Father Halladay and Manning continued to feel the influence of the sisters long after their deployment to Afghanistan. For years, they volunteered regularly with Missionaries of Charity, driving several times a month from Rhode Island to Massachusetts to help them serve people experiencing homelessness and addiction in Dorchester.

Manning told family and friends about befriending Mother Teresa’s sisters in Kabul often over the years; however, he had no way of keeping in touch or even getting news of them until August 2021. That month, he watched the U.S. military’s chaotic departure from Afghanistan with dismay. But he also had the relief of learning from international news reports that the Missionaries of Charity in Kabul had been safely evacuated, along with the children in their care.

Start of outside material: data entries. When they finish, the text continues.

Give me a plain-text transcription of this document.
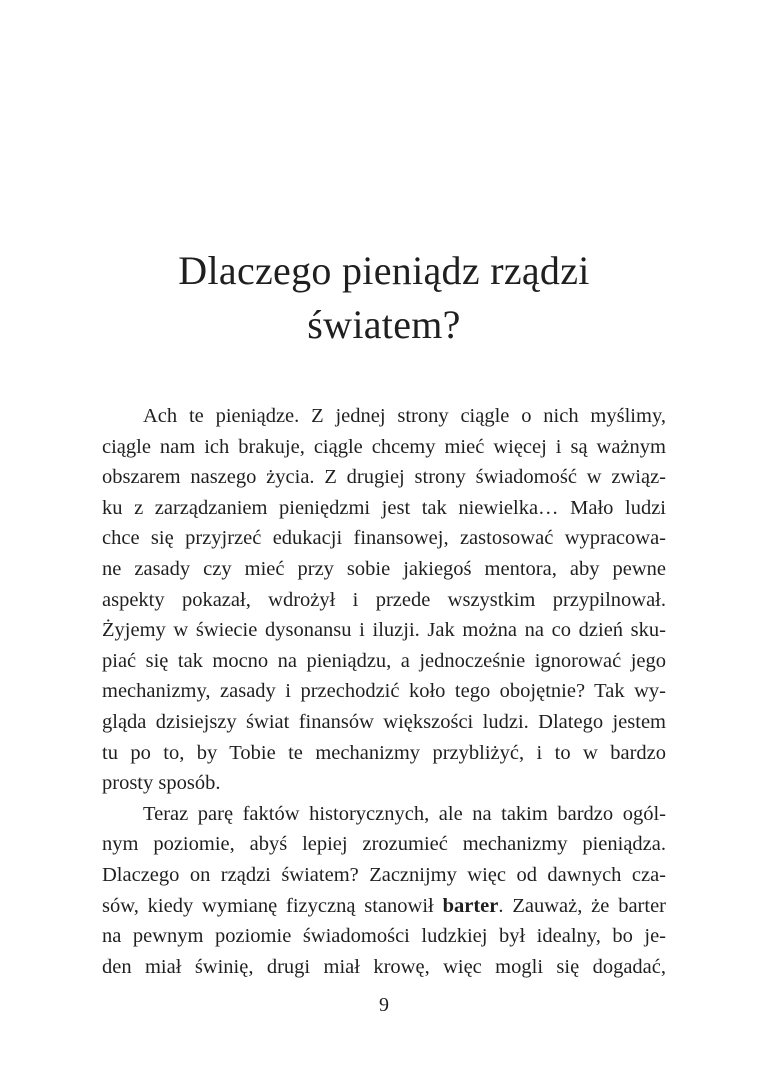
Dlaczego pieniądz rządzi
światem?
Ach te pieniądze. Z jednej strony ciągle o nich myślimy,
ciągle nam ich brakuje, ciągle chcemy mieć więcej i są ważnym
obszarem naszego życia. Z drugiej strony świadomość w związ-
ku z zarządzaniem pieniędzmi jest tak niewielka… Mało ludzi
chce się przyjrzeć edukacji finansowej, zastosować wypracowa-
ne zasady czy mieć przy sobie jakiegoś mentora, aby pewne
aspekty pokazał, wdrożył i przede wszystkim przypilnował.
Żyjemy w świecie dysonansu i iluzji. Jak można na co dzień sku-
piać się tak mocno na pieniądzu, a jednocześnie ignorować jego
mechanizmy, zasady i przechodzić koło tego obojętnie? Tak wy-
gląda dzisiejszy świat finansów większości ludzi. Dlatego jestem
tu po to, by Tobie te mechanizmy przybliżyć, i to w bardzo
prosty sposób.
Teraz parę faktów historycznych, ale na takim bardzo ogól-
nym poziomie, abyś lepiej zrozumieć mechanizmy pieniądza.
Dlaczego on rządzi światem? Zacznijmy więc od dawnych cza-
sów, kiedy wymianę fizyczną stanowił barter. Zauważ, że barter
na pewnym poziomie świadomości ludzkiej był idealny, bo je-
den miał świnię, drugi miał krowę, więc mogli się dogadać,
9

A few months later, Manning was surprised and overjoyed to see his friend Sister Fortunata for the first time since 2013, when a Knights of Columbus video about the Kabul Missionaries of Charity in Rome appeared on his LinkedIn page.

In the video, Sister Fortunata described the sisters’ initial reaction to the Taliban takeover: “No, we’re not going to leave,” she declared. “Whatever the consequences … we’re not going to leave the children behind.’”

Another sister, Sister Rosarius, explained her desire to come to the war-torn country in the first place: “I requested to go to serve the people of Afghanistan because I thought, ‘I am not going alone. Jesus is with me, so I have nothing to fear.’”

Listening to those words on his computer thousands of miles away, Manning’s faith was again stirred and strengthened by the sisters’ witness.

“The way that the Missionaries of Charity live their faith is life-altering,” he said. “The trust that they have — that if they fully surrender their will to the divine will, amazing things will happen — is a significant challenge to those who encounter them. It’s a call to arms: Have the courage to trust.”

***

Cecilia Hadley is senior editor of Columbia.